Conheço muito bem os hábitos dos tibetanos em estadias prolongadas em Dharamsala. Não gostam de banho e os quartos de hotéis são um pavor. Eu e o André ficamos encanados. Resolvemos imediatamente dar um giro na única rua neste canto esquecido no mundo e restaurado pelos chineses. Encontramos uma internet 24 horas com chineses, uigures e tibetanos possuídos. Fumavam um cigarro atrás do outro. (neste exato momento que escrevo para vocês, inalo toneladas de substâncias tóxicas). Na frente do fumódromo, um baita hotel onde se hospedam engenheiros, políticos e turistas antenados.
Não é por nada não, mas optamos pela limpeza e água quente do que a guest-house ensebada com banheiro coletivo fedido e comida duvidosa.

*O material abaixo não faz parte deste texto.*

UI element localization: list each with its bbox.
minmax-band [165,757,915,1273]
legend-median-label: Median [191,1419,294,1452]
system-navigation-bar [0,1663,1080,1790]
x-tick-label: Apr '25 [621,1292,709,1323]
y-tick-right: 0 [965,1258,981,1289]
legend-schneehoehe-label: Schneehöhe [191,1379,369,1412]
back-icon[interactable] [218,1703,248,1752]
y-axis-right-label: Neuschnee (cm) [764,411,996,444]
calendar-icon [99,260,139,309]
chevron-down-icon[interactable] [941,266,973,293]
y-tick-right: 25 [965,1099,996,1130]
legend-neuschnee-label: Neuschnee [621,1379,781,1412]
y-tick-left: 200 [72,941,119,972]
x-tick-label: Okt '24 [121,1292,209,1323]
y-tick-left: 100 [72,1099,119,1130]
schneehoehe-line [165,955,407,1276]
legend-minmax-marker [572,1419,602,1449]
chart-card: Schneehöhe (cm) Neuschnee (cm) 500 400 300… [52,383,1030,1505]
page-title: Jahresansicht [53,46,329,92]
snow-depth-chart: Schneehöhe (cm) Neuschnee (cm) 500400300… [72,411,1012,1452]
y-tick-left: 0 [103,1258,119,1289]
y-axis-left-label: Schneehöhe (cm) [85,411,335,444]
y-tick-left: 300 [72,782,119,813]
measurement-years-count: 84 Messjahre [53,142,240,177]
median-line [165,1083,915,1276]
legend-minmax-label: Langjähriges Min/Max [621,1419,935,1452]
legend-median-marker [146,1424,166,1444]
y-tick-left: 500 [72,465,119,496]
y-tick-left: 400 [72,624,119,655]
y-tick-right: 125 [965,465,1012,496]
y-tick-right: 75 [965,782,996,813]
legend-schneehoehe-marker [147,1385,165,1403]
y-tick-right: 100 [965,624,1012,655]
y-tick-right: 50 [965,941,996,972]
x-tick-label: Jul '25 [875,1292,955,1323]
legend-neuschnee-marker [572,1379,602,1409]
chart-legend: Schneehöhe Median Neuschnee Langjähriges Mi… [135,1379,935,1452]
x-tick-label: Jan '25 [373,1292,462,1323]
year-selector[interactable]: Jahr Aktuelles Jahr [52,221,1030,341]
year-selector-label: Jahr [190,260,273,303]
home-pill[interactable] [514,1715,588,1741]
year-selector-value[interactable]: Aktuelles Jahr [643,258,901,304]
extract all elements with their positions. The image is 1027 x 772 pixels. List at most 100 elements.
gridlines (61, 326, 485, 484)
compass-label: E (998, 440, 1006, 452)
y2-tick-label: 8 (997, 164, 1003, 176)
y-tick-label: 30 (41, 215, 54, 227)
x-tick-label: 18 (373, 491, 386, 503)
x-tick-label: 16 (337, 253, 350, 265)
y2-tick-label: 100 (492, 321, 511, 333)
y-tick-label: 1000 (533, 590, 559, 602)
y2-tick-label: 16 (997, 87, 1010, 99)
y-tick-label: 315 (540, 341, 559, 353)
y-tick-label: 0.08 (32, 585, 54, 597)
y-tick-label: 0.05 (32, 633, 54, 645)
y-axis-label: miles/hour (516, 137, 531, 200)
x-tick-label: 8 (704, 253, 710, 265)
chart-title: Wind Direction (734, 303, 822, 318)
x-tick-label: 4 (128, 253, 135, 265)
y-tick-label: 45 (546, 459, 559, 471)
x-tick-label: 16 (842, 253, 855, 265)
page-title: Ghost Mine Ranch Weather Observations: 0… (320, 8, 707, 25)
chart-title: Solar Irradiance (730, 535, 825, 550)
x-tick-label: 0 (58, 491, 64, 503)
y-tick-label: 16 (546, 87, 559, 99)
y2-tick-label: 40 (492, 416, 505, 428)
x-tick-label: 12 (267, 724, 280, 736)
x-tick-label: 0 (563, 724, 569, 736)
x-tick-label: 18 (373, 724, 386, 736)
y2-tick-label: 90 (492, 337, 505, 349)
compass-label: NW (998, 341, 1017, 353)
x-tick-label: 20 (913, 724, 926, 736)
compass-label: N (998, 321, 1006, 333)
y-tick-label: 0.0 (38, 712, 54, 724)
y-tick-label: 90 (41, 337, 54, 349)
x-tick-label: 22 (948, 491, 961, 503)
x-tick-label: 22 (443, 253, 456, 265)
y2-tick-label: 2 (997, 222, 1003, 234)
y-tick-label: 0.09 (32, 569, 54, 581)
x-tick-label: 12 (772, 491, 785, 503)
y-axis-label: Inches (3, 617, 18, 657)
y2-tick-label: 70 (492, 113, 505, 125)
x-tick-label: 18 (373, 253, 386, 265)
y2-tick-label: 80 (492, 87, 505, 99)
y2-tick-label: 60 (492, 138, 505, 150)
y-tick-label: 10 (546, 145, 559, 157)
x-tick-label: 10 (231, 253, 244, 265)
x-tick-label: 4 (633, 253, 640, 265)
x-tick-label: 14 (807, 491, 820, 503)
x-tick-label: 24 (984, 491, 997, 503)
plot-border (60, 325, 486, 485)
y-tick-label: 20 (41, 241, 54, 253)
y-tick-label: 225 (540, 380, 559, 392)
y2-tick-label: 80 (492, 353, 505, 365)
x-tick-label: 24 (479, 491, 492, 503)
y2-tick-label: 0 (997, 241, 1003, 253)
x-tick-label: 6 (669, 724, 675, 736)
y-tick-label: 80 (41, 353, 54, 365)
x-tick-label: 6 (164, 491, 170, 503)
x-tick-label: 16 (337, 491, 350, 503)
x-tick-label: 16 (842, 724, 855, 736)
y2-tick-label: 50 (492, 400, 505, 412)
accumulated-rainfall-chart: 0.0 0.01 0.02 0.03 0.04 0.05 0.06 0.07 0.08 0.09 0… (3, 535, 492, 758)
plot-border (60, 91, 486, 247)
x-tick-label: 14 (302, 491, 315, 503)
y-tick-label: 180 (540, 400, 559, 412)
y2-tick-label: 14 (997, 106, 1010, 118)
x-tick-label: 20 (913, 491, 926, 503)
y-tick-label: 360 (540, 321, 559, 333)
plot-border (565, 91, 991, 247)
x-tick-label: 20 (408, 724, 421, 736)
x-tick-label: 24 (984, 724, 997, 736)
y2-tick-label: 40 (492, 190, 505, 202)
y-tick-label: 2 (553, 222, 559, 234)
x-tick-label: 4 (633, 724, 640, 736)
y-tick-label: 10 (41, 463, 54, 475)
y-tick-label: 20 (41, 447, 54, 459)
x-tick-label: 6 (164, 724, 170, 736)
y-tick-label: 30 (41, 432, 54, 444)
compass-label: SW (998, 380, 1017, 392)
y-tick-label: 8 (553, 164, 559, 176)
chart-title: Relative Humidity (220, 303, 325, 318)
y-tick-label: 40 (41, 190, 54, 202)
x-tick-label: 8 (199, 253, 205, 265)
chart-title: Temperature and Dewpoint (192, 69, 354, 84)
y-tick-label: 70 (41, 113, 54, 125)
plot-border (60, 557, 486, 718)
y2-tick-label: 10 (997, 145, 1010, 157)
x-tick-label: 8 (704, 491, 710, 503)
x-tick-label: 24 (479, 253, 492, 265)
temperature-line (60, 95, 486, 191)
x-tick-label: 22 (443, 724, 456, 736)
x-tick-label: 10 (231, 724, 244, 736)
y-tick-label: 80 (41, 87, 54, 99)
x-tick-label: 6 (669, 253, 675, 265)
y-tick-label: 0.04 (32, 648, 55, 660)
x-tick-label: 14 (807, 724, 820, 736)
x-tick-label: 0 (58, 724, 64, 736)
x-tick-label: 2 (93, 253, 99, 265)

Lhatse e o fígado do faroeste tibetano. Muita gente bêbada pela rua principal. A partir de amanhã iremos acampar em locais inóspitos no plato tibetano. Mudanças climáticas bruscas e ventanias cósmicas fazem parte do dia-a-dia.
Nossa meta será realizar a peregrinação de três dias ao redor da montanha mais sagrada do planeta, o monte Kailash
(6.714 metros de altitude). O Kaialash é reverenciado por hindus, budistas, jainistas e bonpas.
Voces entenderam nossa situação, seremos nômades nesta fronteira ao desconhecido.